Sometimes, you just have to guess. I don't like to do it too often, but sometimes I have no choice. And I likes my bags, yes, I does.
This is a sample of the kind of purses I've knitted in the last year. I occasionally sell at events, and Eadric the Potter sells things for me. One of the things I make a lot of is knitted purses - the knitting is fun and simple, and I like experimenting with different colours and techniques. I tend to spend far too much money on 100% wool hand dyed and hand spun wool, but it's an addiction, and I cannot stop.
Fortunately, people seem to like knitted things.
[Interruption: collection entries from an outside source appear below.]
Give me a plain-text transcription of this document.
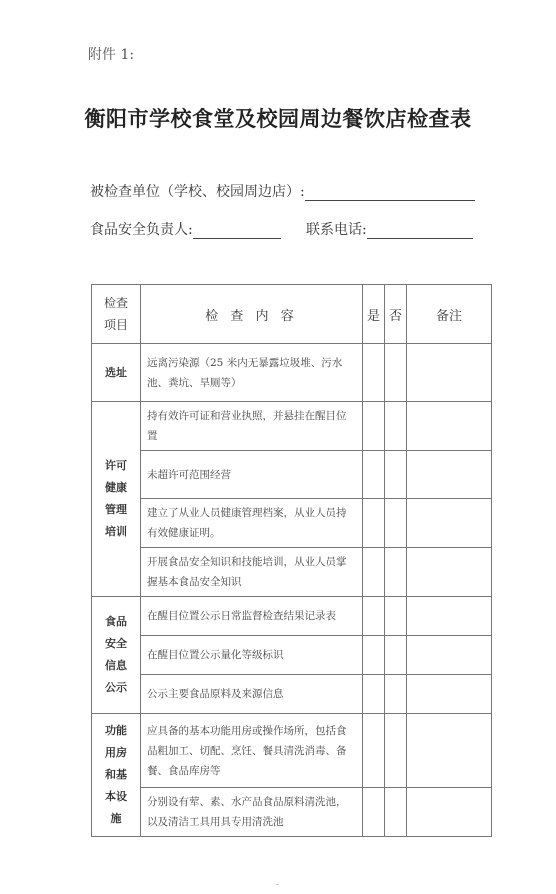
附件 1:
衡阳市学校食堂及校园周边餐饮店检查表
被检查单位（学校、校园周边店）:
食品安全负责人:	联系电话:
检查项目	检 查 内 容	是	否	备注
选址	远离污染源（25 米内无暴露垃圾堆、污水池、粪坑、旱厕等）			
许可健康管理培训	持有效许可证和营业执照，并悬挂在醒目位置			
	未超许可范围经营			
	建立了从业人员健康管理档案，从业人员持有效健康证明。			
	开展食品安全知识和技能培训，从业人员掌握基本食品安全知识			
食品安全信息公示	在醒目位置公示日常监督检查结果记录表			
	在醒目位置公示量化等级标识			
	公示主要食品原料及来源信息			
功能用房和基本设施	应具备的基本功能用房或操作场所，包括食品粗加工、切配、烹饪、餐具清洗消毒、备餐、食品库房等			
	分别设有荤、素、水产品食品原料清洗池，以及清洁工具用具专用清洗池			
-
Adventures in artificial decoration - I made this hat to go with a green velveteen outfit, and only later decided that the flat cap and the outfit were not compatible time-wise; Elizabethan women don't seem to have worn flat caps as much as their German counterparts in the late 16th century.
I still like the way it looks, even though it uses modern materials for decoration and application - the pearls are glued on, and the stars are iron-on appliques (the same ones as the gloves below). While I always favour trying to re-create the real thing, there are times when using modern substitutes can be useful - such as making elaborate clothes for SCA royalty, who can't wait around a year and a half for an outfit to be done, but need to be appropriately dressed for their station.
For everyone who's ever wondered what the heart-shaped coif is made of - it's a simple one-piece coif, wired at the front edge to create the effect. It works remarkably well, and looks particularly attractive when worn with Elizabethan hairstyles. It stays on well without slipping, and is extremely flattering to the face.
Please, don't call it an "attifet" - that's a term Herbert Norris came up with to describe the front wire of the coif (not the whole coif, just the front wire), and is not recognized as a correct name by museums (the Museum of London calls such wires "headdress frames"). He took it from the old French term for a lady's head decoration, and didn't use it correctly, much like he incorrectly called the English coat or gown a "Spanish surcoat" ("Ropa" is correct for Spanish clothing, "Gown" for English).
This is a test pair of gloves I made when I was exploring cuffs and methods of decorating them without many hours of embroidery (I ended up making a green pair for my apprentice when she was Queen of Atlantia). I don't wear these for a couple of reasons: The cuffs need to be lined, and the gloves I put them on are ratty old things in serious need of cleaning.
The materials are completely modern - I was researching methods of quick construction for period effect - and are no-nap velveteen (it doesn't fray), heavy fusible interfacing, modern gold-tone trim, and iron-on patches. The overall effect was pretty cool.
A close-up of the decoration. While I prefer to use period materials and techniques, I feel it is useful to work in modern materials so as to be able to give advice on the best choices to people who do not have the budget for silks and gold but need to achieve a certain level of impressiveness, like royalty.